I told her that it gave me great pleasure and satisfaction finally to be able to let her know what had happened with us and how much of a difference her words and caring at a critical moment had made in our lives. I explained that one of my favorite films is the classic Christmas movie, ‘It’s a Wonderful Life,’ with another Donna – Donna Reed and James Stewart. And I explained that one reason the film so moves me is that it shows how one person’s essential kindness and caring can make such an immensely positive difference in the lives of so many other people. Then I explained, that’s one thing I wanted to accomplish with this call – to be sort of like the flawed angel, Clarence, in that movie and enable her to know what a remarkable difference she had made for me, my wife, our family, and those we have tried to serve.
She said she was, of course, familiar with the movie, and that yes, it was nice to know that things had turned out so well for us.
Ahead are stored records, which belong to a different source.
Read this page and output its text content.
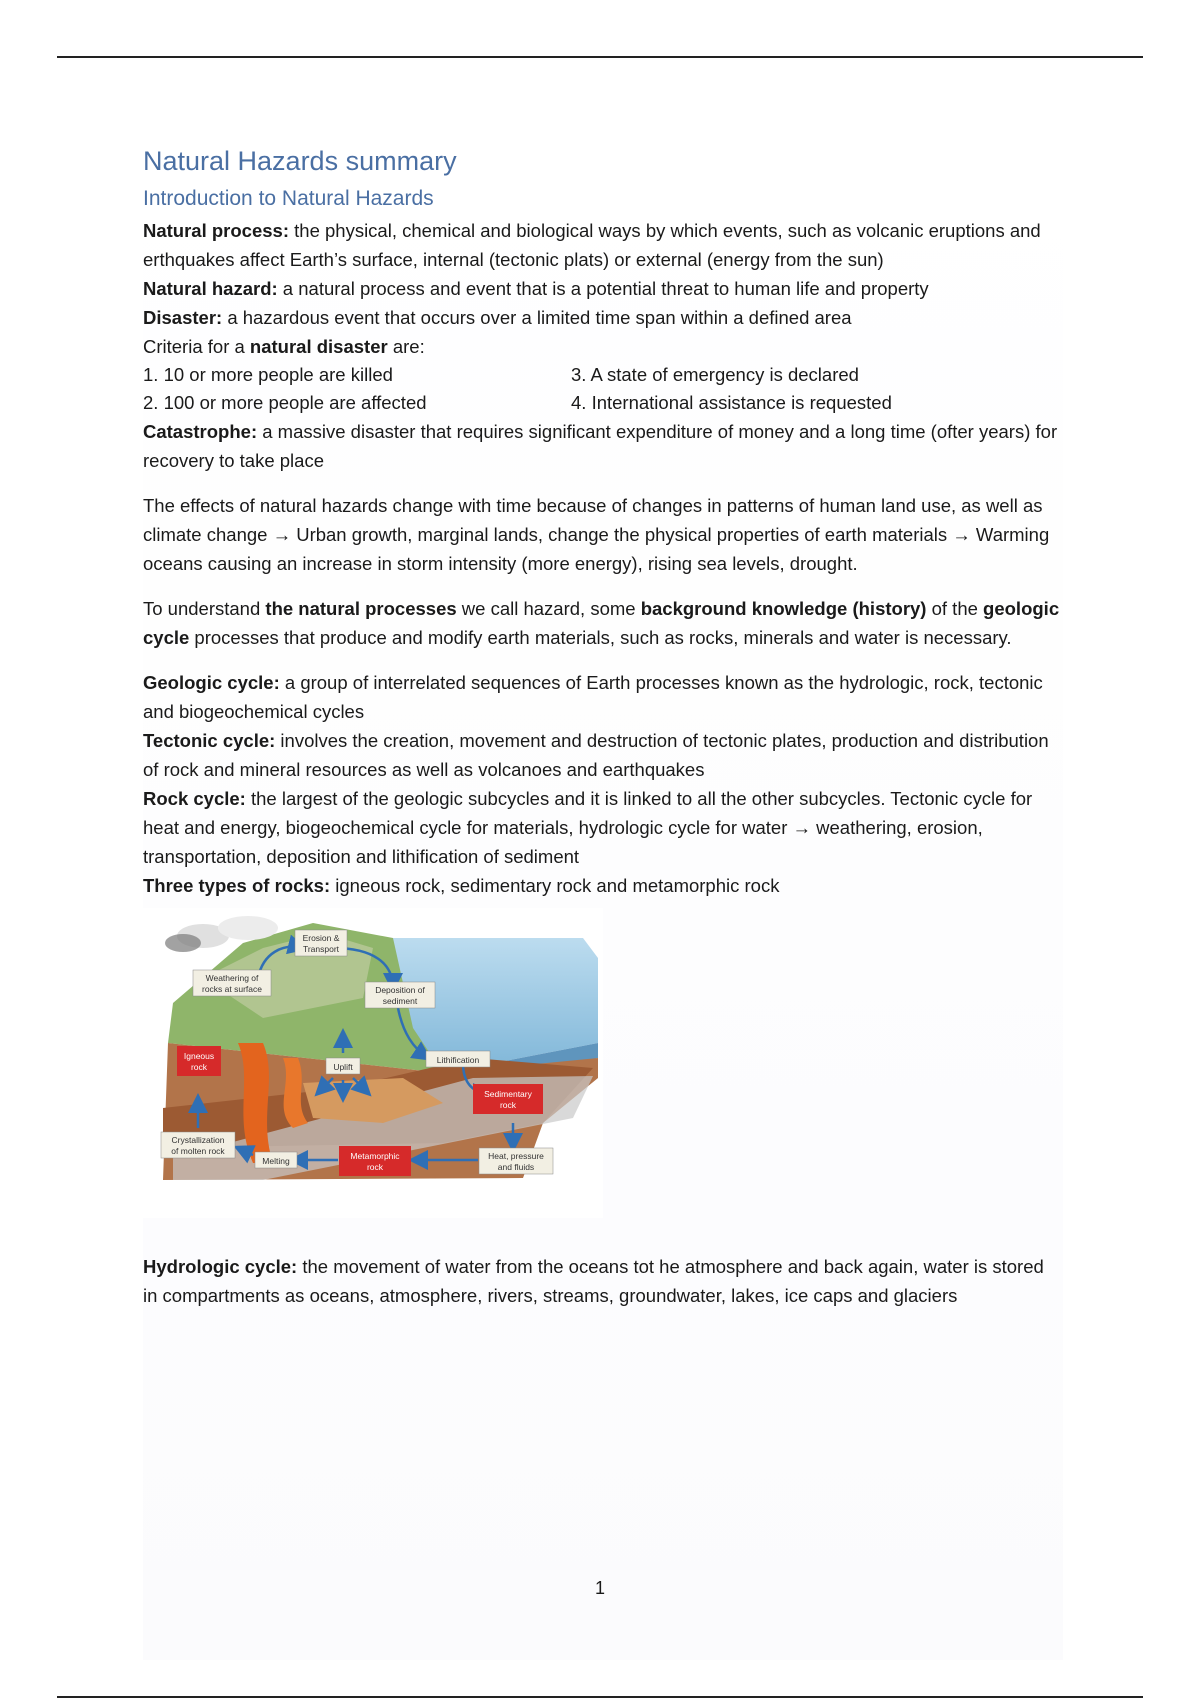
Natural Hazards summary
Introduction to Natural Hazards

Natural process: the physical, chemical and biological ways by which events, such as volcanic eruptions and erthquakes affect Earth’s surface, internal (tectonic plats) or external (energy from the sun)

Natural hazard: a natural process and event that is a potential threat to human life and property

Disaster: a hazardous event that occurs over a limited time span within a defined area

Criteria for a natural disaster are:

1. 10 or more people are killed	3. A state of emergency is declared
2. 100 or more people are affected	4. International assistance is requested

Catastrophe: a massive disaster that requires significant expenditure of money and a long time (ofter years) for recovery to take place

The effects of natural hazards change with time because of changes in patterns of human land use, as well as climate change → Urban growth, marginal lands, change the physical properties of earth materials → Warming oceans causing an increase in storm intensity (more energy), rising sea levels, drought.

To understand the natural processes we call hazard, some background knowledge (history) of the geologic cycle processes that produce and modify earth materials, such as rocks, minerals and water is necessary.

Geologic cycle: a group of interrelated sequences of Earth processes known as the hydrologic, rock, tectonic and biogeochemical cycles

Tectonic cycle: involves the creation, movement and destruction of tectonic plates, production and distribution of rock and mineral resources as well as volcanoes and earthquakes

Rock cycle: the largest of the geologic subcycles and it is linked to all the other subcycles. Tectonic cycle for heat and energy, biogeochemical cycle for materials, hydrologic cycle for water → weathering, erosion, transportation, deposition and lithification of sediment

Three types of rocks: igneous rock, sedimentary rock and metamorphic rock

Erosion &
Transport
Weathering of
rocks at surface	Deposition of
sediment
Lithification
Uplift
Igneous
rock
Sedimentary
rock
Crystallization
of molten rock
Melting	Metamorphic
rock
Heat, pressure
and fluids

Hydrologic cycle: the movement of water from the oceans tot he atmosphere and back again, water is stored in compartments as oceans, atmosphere, rivers, streams, groundwater, lakes, ice caps and glaciers

1
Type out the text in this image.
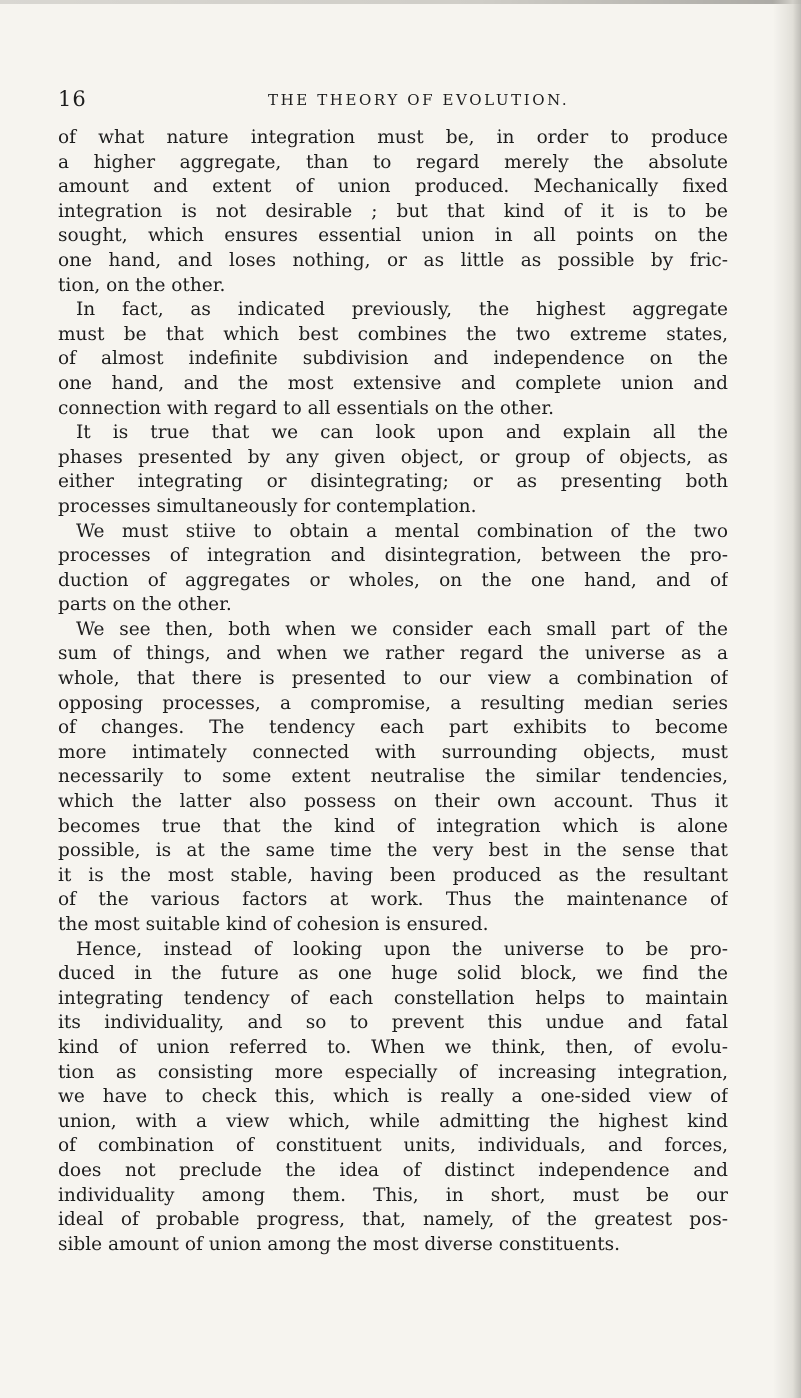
16	THE THEORY OF EVOLUTION.
of what nature integration must be, in order to produce
a higher aggregate, than to regard merely the absolute
amount and extent of union produced. Mechanically fixed
integration is not desirable ; but that kind of it is to be
sought, which ensures essential union in all points on the
one hand, and loses nothing, or as little as possible by fric-
tion, on the other.
In fact, as indicated previously, the highest aggregate
must be that which best combines the two extreme states,
of almost indefinite subdivision and independence on the
one hand, and the most extensive and complete union and
connection with regard to all essentials on the other.
It is true that we can look upon and explain all the
phases presented by any given object, or group of objects, as
either integrating or disintegrating; or as presenting both
processes simultaneously for contemplation.
We must stiive to obtain a mental combination of the two
processes of integration and disintegration, between the pro-
duction of aggregates or wholes, on the one hand, and of
parts on the other.
We see then, both when we consider each small part of the
sum of things, and when we rather regard the universe as a
whole, that there is presented to our view a combination of
opposing processes, a compromise, a resulting median series
of changes. The tendency each part exhibits to become
more intimately connected with surrounding objects, must
necessarily to some extent neutralise the similar tendencies,
which the latter also possess on their own account. Thus it
becomes true that the kind of integration which is alone
possible, is at the same time the very best in the sense that
it is the most stable, having been produced as the resultant
of the various factors at work. Thus the maintenance of
the most suitable kind of cohesion is ensured.
Hence, instead of looking upon the universe to be pro-
duced in the future as one huge solid block, we find the
integrating tendency of each constellation helps to maintain
its individuality, and so to prevent this undue and fatal
kind of union referred to. When we think, then, of evolu-
tion as consisting more especially of increasing integration,
we have to check this, which is really a one-sided view of
union, with a view which, while admitting the highest kind
of combination of constituent units, individuals, and forces,
does not preclude the idea of distinct independence and
individuality among them. This, in short, must be our
ideal of probable progress, that, namely, of the greatest pos-
sible amount of union among the most diverse constituents.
She acknowledged that we are not often given the opportunity to see what impact our work has on others.
I closed by thanking her once again, for her original kindness and for taking the time to permit me to express my thanks this way. She seemed touched and pleased, and we exchanged blessings and good wishes for the upcoming holidays and the New Year.
The call enabled me to close the circle and enabled me to feel even more thankful on this past Thanksgiving – not only to her, but also to you, Casey Gauntt, and you, Keith Bennett, for making this moment possible.